Topological Lifshitz transition in Weyl semimetal NbP decorated with heavy elements

Abstract

Studies of the Fermi surface modification after in-situ covering NbP semimetal with heavy elements Pb and Nb ultrathin layers were performed by means of angle-resolved photoemission spectroscopy (ARPES). First, the electronic structure was investigated for pristine single crystals with two possible terminations (P and Nb) of the (0 0 1) surface. The nature of the electronic states of these two cleaving planes is different: P-terminated surface shows spoon and bow tie shaped fingerprints, whereas these shapes are not present in Nb-terminated surfaces. ARPES studies show that even 1 monolayer (ML) of Pb causes topological quantum Lifshitz transition (TQLT) in P- and Nb-terminated surfaces. Deposited Pb 5d electrons have wide extended atomic orbitals which leads to strong hybridization with Pb-terminated surface and a corresponding shift in the Fermi energy.
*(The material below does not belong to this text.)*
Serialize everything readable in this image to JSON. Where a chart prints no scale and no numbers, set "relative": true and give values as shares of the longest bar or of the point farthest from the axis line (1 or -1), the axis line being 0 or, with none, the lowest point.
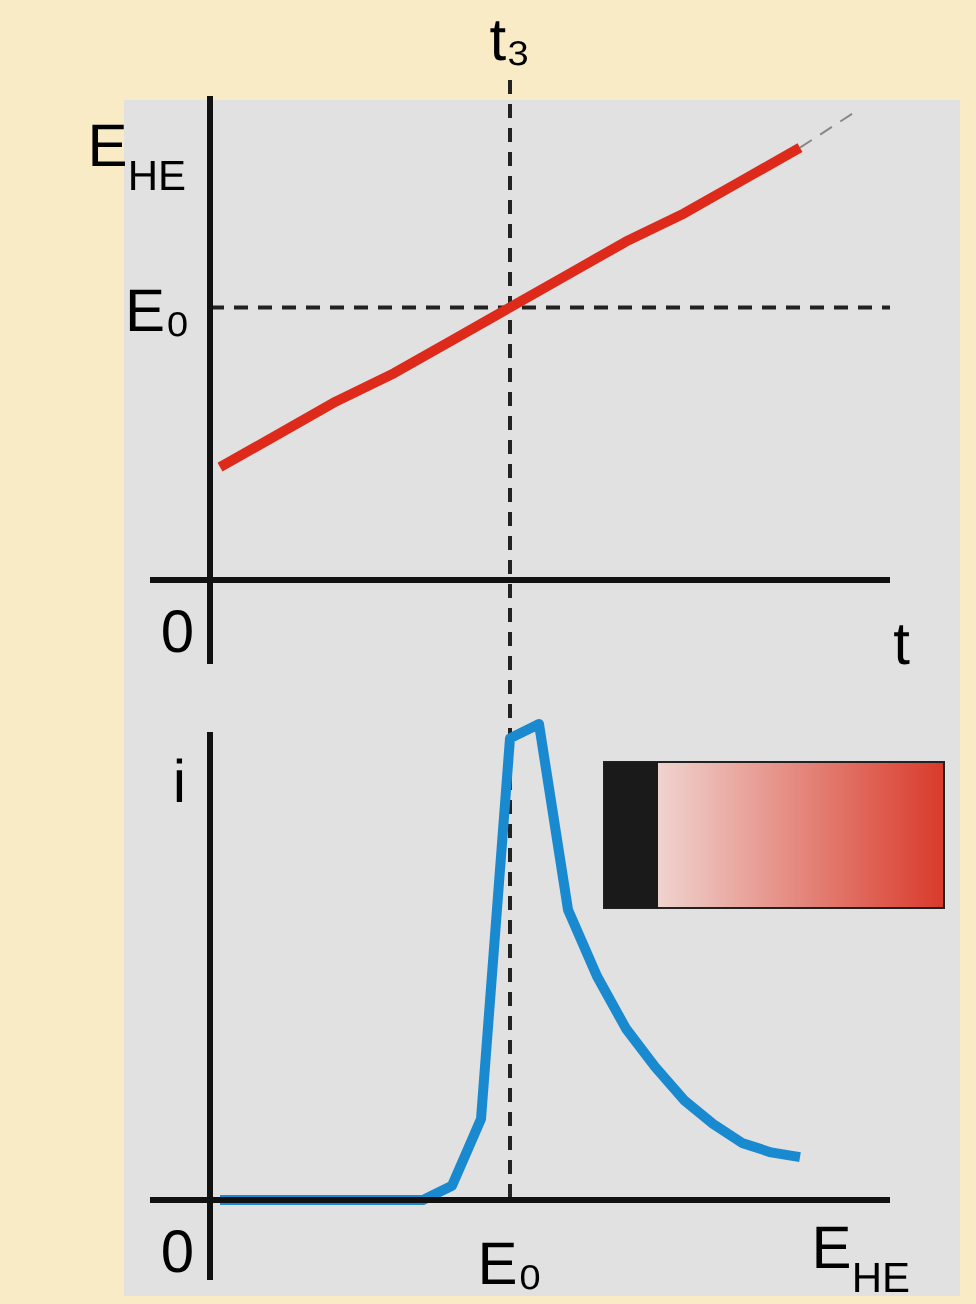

Nb has less capability to perturb the system than Pb because Nb has weaker spin-orbit coupling than Pb. Nb-terminated surface subjected to surface decoration with approximately 1.3 ML of Nb shows no dramatic modification in the Fermi surface. In the case of Nb decorated P-terminated surface, deposition of approximately 1 ML modifies the electronic structure of NbP and it is on the verge of TQLT. Despite the strong spin-orbit and strong hybridization of the heavy elements on the surface, it is possible to observe the TQLT of the surface states thanks to the robustness of the bulk topology.